MARASAI.iD – Kepala Dinas Komunikasi dan Digital (Diskomdig) Kabupaten Kepulauan Sula, Barkah Soamole, membantah tudingan adanya dugaan penyelewengan anggaran media yang belakangan ramai diberitakan.
Ia menyebut, isi pemberitaan tersebut keliru, terutama dalam hal perhitungan nilai pembayaran dan estimasi anggaran yang dinilai tidak sesuai dengan nilai kontrak sebenarnya.
Namun, Barkah tidak menjelaskan secara rinci kekeliruan yang dimaksud. Sebaliknya, ia meminta pihak media untuk mengonfirmasi hal tersebut langsung ke Bagian Pengadaan Barang dan Jasa (BPBJ) atau Unit Layanan Pengadaan (ULP) Kabupaten Kepulauan Sula.
“Bagusnya teman-teman media ketemu dengan pihak ULP, tanya saja dari nilai itu bagaimana, karena dijelaskan juga seng maso,” ujar Barkah, Kamis (3/4/2025).
Sementara itu, Kepala BPBJ Kepulauan Sula, Rosihan Buamona, saat dikonfirmasi pada Jumat (4/4/2025), mengaku siap memberikan penjelasan kepada media terkait polemik tersebut.
“Kapan teman-teman media punya waktu untuk berdiskusi, saya siap,” singkat Rosihan.
Sebagai informasi, media ini telah lebih dulu mengonfirmasi persoalan dugaan pemotongan anggaran kepada Kepala Diskomdig pada Senin, 31 Maret 2025, sebelum berita ini diterbitkan. Namun saat itu, Barkah tidak memberikan tanggapan.
Anggaran belanja jasa iklan dan kerja sama media diketahui merupakan paket non-tender yang bersumber dari Anggaran Pendapatan dan Belanja Daerah (APBD) Kabupaten Kepulauan Sula tahun anggaran 2025. Pengelolaan anggaran ini dilakukan melalui pihak ketiga, yakni CV Sukma Sula Pratama (SSP) dan CV Nathan Karya (NK).
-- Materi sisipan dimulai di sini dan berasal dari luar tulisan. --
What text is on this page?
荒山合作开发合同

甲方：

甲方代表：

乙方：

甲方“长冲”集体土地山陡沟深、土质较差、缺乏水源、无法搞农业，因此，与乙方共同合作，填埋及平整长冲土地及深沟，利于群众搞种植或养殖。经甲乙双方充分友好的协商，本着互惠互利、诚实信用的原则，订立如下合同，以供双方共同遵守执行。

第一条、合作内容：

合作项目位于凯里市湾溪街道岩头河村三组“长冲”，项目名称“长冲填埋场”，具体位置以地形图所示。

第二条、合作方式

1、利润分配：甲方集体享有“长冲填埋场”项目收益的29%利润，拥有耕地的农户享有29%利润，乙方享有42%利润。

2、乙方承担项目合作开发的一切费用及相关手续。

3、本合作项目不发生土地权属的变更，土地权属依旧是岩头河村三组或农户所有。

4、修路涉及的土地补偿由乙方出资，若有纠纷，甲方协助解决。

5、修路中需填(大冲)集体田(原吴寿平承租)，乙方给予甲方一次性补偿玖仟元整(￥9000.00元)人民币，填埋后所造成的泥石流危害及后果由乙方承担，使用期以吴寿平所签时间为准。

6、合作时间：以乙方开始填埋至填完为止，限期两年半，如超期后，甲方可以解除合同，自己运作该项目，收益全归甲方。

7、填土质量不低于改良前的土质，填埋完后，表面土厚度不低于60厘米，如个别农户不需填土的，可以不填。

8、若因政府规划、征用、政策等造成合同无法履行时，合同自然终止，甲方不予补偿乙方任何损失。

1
Sepanjang tahun 2025, Diskomdig melalui CV SSP dan CV NK telah mencairkan dana tahap II untuk belanja jasa iklan sebesar Rp171.250.800 dan jasa kerja sama media sebesar Rp168.720.000. Total pencairan anggaran tahap II per Februari 2025 tercatat mencapai Rp339.970.800.
Dari informasi yang dihimpun dari sejumlah awak media, nilai pembayaran yang diterima oleh masing-masing media dari total 17 media pada tahap II tersebut adalah sebesar Rp4.500.000 untuk jasa iklan, dan Rp4.000.000 untuk jasa kerja sama media.